You are the perfect ages to learn about how government works, and so I wanted you to understand the process and get excited about it. I showed you the inspirational videos on Hillary's website, I discussed with you what it meant to devote a whole life to public service, and I played for you Hillary's strongest moments from the debates. I excitedly explained what a "glass ceiling" meant.
I outlined Hillary's resume as a champion for children, for disabled people, for LGBTQ people. I compared "STRONGER TOGETHER" with "MAKE AMERICA GREAT AGAIN" and explained to you why the first slogan unifies our country while the second slogan dangerously pits us against one another.

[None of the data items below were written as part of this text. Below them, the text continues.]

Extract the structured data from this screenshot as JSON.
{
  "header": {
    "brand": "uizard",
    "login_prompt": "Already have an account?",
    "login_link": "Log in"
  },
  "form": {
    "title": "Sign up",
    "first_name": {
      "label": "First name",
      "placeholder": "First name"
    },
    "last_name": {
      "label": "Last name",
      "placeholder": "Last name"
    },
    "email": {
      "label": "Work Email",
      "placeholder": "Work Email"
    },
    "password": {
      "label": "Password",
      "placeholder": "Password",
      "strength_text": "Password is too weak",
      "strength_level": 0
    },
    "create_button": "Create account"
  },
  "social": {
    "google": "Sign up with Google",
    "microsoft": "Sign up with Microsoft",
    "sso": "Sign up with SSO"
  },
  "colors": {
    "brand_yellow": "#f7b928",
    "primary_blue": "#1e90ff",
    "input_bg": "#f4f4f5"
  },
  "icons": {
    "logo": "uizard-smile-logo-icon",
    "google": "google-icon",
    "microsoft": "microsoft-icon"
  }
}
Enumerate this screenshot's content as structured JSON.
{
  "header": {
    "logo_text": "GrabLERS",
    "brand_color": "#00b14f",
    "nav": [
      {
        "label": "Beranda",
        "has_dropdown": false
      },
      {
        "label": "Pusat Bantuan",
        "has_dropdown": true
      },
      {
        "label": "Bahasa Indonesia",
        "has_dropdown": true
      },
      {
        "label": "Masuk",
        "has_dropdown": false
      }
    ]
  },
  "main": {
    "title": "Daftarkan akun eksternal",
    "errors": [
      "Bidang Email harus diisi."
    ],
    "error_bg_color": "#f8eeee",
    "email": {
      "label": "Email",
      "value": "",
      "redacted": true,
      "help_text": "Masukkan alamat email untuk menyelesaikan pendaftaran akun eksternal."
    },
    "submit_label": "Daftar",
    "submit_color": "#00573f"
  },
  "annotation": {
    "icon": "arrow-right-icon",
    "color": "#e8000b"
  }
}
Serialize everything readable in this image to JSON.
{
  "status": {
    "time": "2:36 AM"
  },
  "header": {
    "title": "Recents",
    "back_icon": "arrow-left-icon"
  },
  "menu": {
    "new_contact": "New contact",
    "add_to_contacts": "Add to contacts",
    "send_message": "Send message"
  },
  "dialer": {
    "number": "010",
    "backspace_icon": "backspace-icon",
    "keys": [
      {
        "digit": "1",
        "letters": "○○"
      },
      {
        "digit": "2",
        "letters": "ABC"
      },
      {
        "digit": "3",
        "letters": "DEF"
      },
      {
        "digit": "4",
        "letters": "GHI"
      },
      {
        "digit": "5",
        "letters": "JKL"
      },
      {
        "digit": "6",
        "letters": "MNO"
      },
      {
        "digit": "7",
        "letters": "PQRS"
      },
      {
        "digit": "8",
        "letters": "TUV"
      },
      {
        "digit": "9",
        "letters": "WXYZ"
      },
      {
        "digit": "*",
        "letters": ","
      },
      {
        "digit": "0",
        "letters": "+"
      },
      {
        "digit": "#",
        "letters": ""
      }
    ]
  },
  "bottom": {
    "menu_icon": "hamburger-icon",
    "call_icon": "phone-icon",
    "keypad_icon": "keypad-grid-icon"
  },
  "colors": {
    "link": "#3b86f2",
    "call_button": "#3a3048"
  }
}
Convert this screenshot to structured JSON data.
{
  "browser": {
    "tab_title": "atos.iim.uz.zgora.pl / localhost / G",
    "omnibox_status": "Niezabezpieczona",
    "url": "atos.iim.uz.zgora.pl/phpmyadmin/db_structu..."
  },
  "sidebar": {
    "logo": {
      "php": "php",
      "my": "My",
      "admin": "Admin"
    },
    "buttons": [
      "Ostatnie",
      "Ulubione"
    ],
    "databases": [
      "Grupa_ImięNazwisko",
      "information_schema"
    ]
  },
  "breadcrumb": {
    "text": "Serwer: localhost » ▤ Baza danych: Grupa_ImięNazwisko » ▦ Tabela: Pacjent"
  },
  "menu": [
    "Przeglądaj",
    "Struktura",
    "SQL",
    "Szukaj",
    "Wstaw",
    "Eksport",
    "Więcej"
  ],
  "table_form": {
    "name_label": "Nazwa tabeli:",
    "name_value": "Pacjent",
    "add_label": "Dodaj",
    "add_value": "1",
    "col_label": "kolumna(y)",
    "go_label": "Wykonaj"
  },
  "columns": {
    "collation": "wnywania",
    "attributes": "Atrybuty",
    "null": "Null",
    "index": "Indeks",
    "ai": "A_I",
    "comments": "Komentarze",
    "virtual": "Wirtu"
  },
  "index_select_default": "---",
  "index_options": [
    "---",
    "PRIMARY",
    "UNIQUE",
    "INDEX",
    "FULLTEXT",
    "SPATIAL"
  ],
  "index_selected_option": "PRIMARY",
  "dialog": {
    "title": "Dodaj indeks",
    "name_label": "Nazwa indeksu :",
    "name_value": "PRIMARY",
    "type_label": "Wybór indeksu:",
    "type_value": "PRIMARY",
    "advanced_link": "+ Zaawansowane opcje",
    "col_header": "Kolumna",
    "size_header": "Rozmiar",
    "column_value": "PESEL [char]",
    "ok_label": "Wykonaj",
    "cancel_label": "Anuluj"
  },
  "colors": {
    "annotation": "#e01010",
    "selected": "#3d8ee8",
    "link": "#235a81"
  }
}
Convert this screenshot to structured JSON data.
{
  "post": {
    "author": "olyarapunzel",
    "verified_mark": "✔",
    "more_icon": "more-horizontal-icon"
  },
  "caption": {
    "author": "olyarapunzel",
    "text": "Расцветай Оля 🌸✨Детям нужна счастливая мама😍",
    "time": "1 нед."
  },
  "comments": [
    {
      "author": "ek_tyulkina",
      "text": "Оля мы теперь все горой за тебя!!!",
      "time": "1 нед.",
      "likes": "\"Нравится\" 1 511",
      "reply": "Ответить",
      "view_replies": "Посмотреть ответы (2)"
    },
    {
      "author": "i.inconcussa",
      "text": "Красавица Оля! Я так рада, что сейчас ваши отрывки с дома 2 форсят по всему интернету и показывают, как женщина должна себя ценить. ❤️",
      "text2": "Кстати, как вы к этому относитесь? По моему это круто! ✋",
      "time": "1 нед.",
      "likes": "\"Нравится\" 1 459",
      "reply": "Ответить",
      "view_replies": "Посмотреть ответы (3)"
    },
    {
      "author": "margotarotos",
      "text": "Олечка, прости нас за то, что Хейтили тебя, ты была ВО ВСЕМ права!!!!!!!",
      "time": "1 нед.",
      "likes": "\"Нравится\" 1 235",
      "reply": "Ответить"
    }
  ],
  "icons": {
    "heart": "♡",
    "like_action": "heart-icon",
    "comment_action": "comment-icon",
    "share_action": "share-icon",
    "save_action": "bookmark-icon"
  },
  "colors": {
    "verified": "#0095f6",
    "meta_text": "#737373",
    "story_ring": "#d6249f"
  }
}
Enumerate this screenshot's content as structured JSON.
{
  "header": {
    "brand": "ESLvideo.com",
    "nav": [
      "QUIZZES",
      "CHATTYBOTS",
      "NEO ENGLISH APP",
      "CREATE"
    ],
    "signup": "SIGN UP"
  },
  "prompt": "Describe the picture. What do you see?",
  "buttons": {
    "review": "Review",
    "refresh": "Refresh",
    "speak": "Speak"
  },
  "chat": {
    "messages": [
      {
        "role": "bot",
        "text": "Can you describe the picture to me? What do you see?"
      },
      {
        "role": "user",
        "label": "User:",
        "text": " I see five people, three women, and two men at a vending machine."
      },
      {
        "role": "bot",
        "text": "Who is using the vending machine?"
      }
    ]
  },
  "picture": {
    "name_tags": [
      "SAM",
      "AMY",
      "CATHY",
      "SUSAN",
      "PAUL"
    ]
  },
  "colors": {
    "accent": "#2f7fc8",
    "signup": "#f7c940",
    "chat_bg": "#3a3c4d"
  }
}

I walked you through the polling websites, I marveled with you at Hillary's incredible odds, and yesterday, I spent much of the afternoon buying party supplies for what I assumed was Hillary's inevitable success.
I never thought that a Trump victory was possible, and so neither did you.
But what is worse, I openly voiced my disgust for Donald Trump in front of you. I felt so certain that our country would reject a candidate whose rhetoric seemed so unapologetically un-American, I quoted for you the horrific things he said about immigrants and Muslims and girls, hoping that this would be a lesson in how NOT to behave, how NOT to think. I wanted Trump to be an example of how NEVER to look at America and its beautiful diversity. How never to think about your own self.
And so when he stunningly won last night, I was without the vocabulary to explain it. And you were without the tools to understand it.
Kids, the lessons you will have to take away from this experience are the same ones that I apparently also needed to learn:
Take nothing for granted.
Never underestimate the competition.
Always choose the high road.
Don't say things about a person you wouldn't say to their face.
Look for the good in people, even when they make it hard to find.
And remember that no matter what happens, tomorrow is always a new day, with unlimited possibilities.
But this is also true: a Trump presidency does not usurp the values that our family holds dear. We must stay keenly aware of our privilege in this society as white, straight, able-bodied people, and do everything in our power to elevate those who are routinely discriminated against. We must passionately stand up to xenophobia, misogyny, Islamophobia, homophobia, and transphobia. We must choose optimism over fear, secure in the knowledge that the arc of history does eventually bend toward justice. Now more than ever before, we must be the change we wish to see in the world.
Today I let you down. Today this country let Hillary down. But we must get back up -- just like Hillary did every time! -- and move forward. Stronger, together.